Abbruch der ASEAN-Konferenz 

Eine Woche von Protesten, die im Abbruch der Assoziation von Südostasiatischen Nationen (ASEAN)-Konferenz gipfelte und weite Bereiche der thailändischen Hauptstadt lahmlegte, ist vorübergehend von der thailändischen Armee beendet worden. Die „Rothemden“-AktivistInnen von der Vereinigten Nationalen Demokratiefront gegen Diktatur (UDD) haben gegen die Regierung von Abhisit Vedjadjiva mobilisiert, die durch einen kaum verhüllten Putsch im vergangenen Dezember an die Macht gekommen war.

Dies war der vorerst letzte Kampf seit dem offenen Militärputsch 2006 gegen das Regime von Thaksin Shinawatra.
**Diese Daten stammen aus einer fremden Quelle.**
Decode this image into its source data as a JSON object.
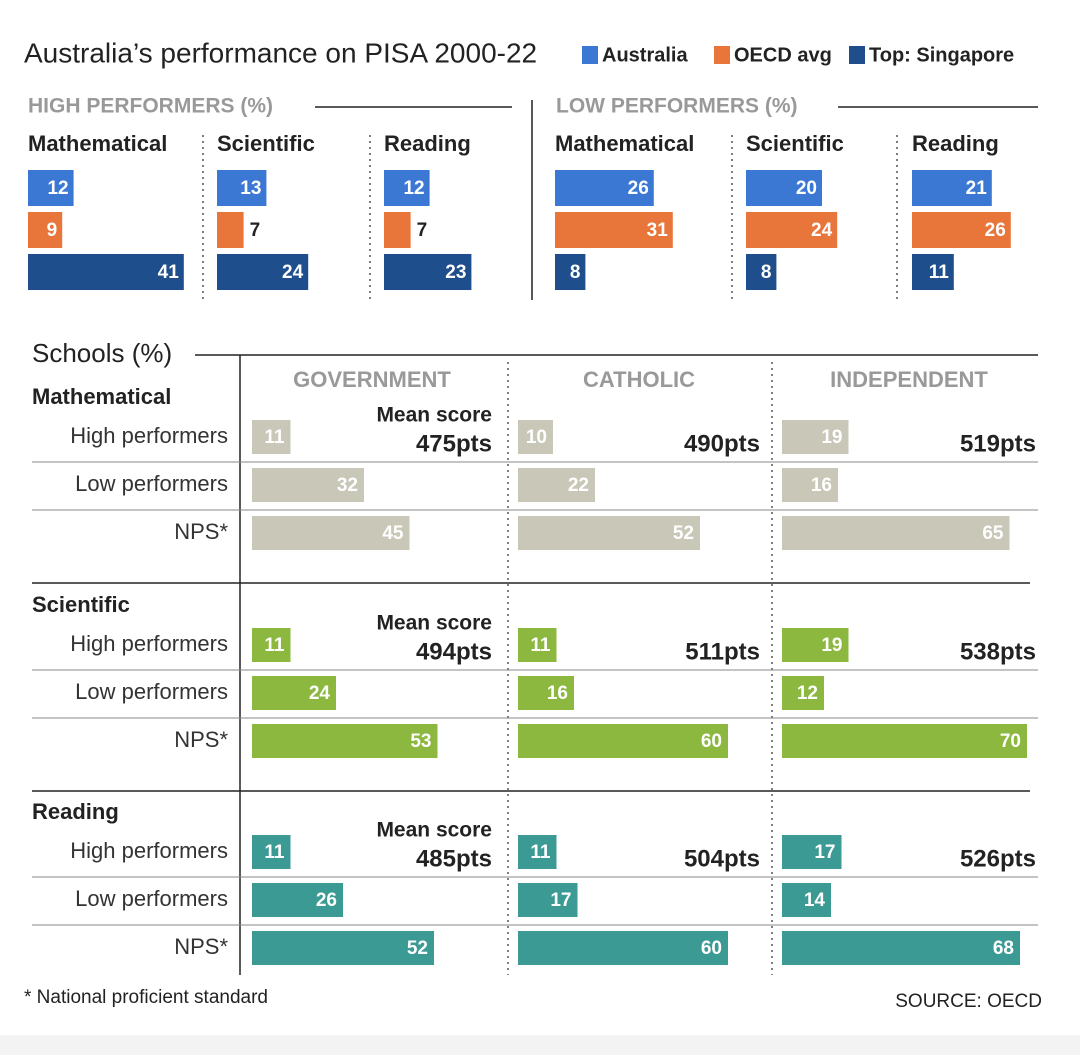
{
  "title": "Australia’s performance on PISA 2000-22",
  "legend": [
    {
      "name": "Australia",
      "color": "#3a78d4"
    },
    {
      "name": "OECD avg",
      "color": "#e8763a"
    },
    {
      "name": "Top: Singapore",
      "color": "#1f4e8c"
    }
  ],
  "high_performers": {
    "title": "HIGH PERFORMERS (%)",
    "panels": [
      {
        "label": "Mathematical",
        "values": [
          12,
          9,
          41
        ]
      },
      {
        "label": "Scientific",
        "values": [
          13,
          7,
          24
        ]
      },
      {
        "label": "Reading",
        "values": [
          12,
          7,
          23
        ]
      }
    ]
  },
  "low_performers": {
    "title": "LOW PERFORMERS (%)",
    "panels": [
      {
        "label": "Mathematical",
        "values": [
          26,
          31,
          8
        ]
      },
      {
        "label": "Scientific",
        "values": [
          20,
          24,
          8
        ]
      },
      {
        "label": "Reading",
        "values": [
          21,
          26,
          11
        ]
      }
    ]
  },
  "schools": {
    "title": "Schools (%)",
    "sectors": [
      "GOVERNMENT",
      "CATHOLIC",
      "INDEPENDENT"
    ],
    "row_labels": [
      "High performers",
      "Low performers",
      "NPS*"
    ],
    "mean_score_label": "Mean score",
    "subjects": [
      {
        "name": "Mathematical",
        "color": "#c9c7b8",
        "mean_scores": [
          "475pts",
          "490pts",
          "519pts"
        ],
        "values": [
          [
            11,
            32,
            45
          ],
          [
            10,
            22,
            52
          ],
          [
            19,
            16,
            65
          ]
        ]
      },
      {
        "name": "Scientific",
        "color": "#8cb83f",
        "mean_scores": [
          "494pts",
          "511pts",
          "538pts"
        ],
        "values": [
          [
            11,
            24,
            53
          ],
          [
            11,
            16,
            60
          ],
          [
            19,
            12,
            70
          ]
        ]
      },
      {
        "name": "Reading",
        "color": "#3c9a94",
        "mean_scores": [
          "485pts",
          "504pts",
          "526pts"
        ],
        "values": [
          [
            11,
            26,
            52
          ],
          [
            11,
            17,
            60
          ],
          [
            17,
            14,
            68
          ]
        ]
      }
    ]
  },
  "footnote": "* National proficient standard",
  "source": "SOURCE: OECD"
}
Die Antwort der verschiedenen Elemente des thailändischen Staates auf die Ereignisse dieses Wochenendes zeigen die Tiefe der politischen Krise, in der die nationale Bourgeoisie steckt, seit die Fraktionierungen unter der Thaksin-Regierung aufbrachen.

Viele aus der traditionellen Elite fordern die brutale Unterdrückung der Proteste. Thaksin wiederum ruft zu einer ‚friedlichen Revolution’ auf. Diese Spaltungen haben eine Gelegenheit und die Möglichkeit zu einer Revolution im thailändischen Staat offenbart, denn der Konflikt schwelt weiter, und es ist völlig unklar - trotz Behauptungen seitens der Regierung, wieder alles unter Kontrolle zu haben -, welche Seite den Sieg davontragen wird.

Nach der Belagerung des Gipfels in Pattaya, die schließlich zum Abbruch der ASEAN-Regionalwirtschaftskonferenz führte, spitzte sich die Lage am 11.4. zu einer revolutionären Situation zu. Zehntausende von protestierenden „Rothemden“ der UDD konnten Polizei und Armee, die zum Schutz des Konferenzgeländes aufgeboten waren, überrennen, so dass die Konferenz, die ursprünglich am selben Tag stattfinden sollte, abgesagt werden musste. Mit Leichtigkeit konnten die DemonstrantInnen dem Thaistaat, der von der chinesischen Regierung eine 10 Milliarden-Dollar schwere Wirtschaftshilfe erhalten sollte, einen Schlag versetzen. Das verweist auf Brüche in der Armee, auf die mangelnde Bereitschaft von Mannschaftsdienstgraden der thailändischen Armee, die ja oft aus den gleichen ländlichen und städtischen Armutsverhältnissen wie die DemonstrantInnen stammen, äußerste Gewalt gegen den Massenprotest einzusetzen.

Am Montagmorgen, dem 13. April, änderte sich das. Die Truppen eröffneten das Feuer, einige schossen zwar über die Köpfe der DemonstrantInnen, andere jedoch in die Menge. Am Ende des Tages waren über 90 Verwundete zu verzeichnen, viele davon am Siegesdenkmal, wo die Protestierenden die Din Daeng-Kreuzung blockierten. Die ProtestaktivistInnen wehrten sich tapfer, fuhren Busse in die Reihen des Militärs und warfen Molotow-Cocktails, deren Benzin aus einem erbeuteten Panzer stammte. Als die Nacht hereinbrach, waren auch zwei Todesopfer unter den Demonstranten zu beklagen. 

Ausgangspunkt der gegenwärtigen Krise 

Die gegenwärtige politische Krise nahm 2006 ihren Ausgang, als Thaksin Shinawatras Thai Rak Thai-Partei (TRT, was wörtlich übersetzt ‚Thais lieben Thais’ bedeutet), durch einen Militärputsch gestürzt und eine Militärherrschaft bis 2007 ersetzt wurde.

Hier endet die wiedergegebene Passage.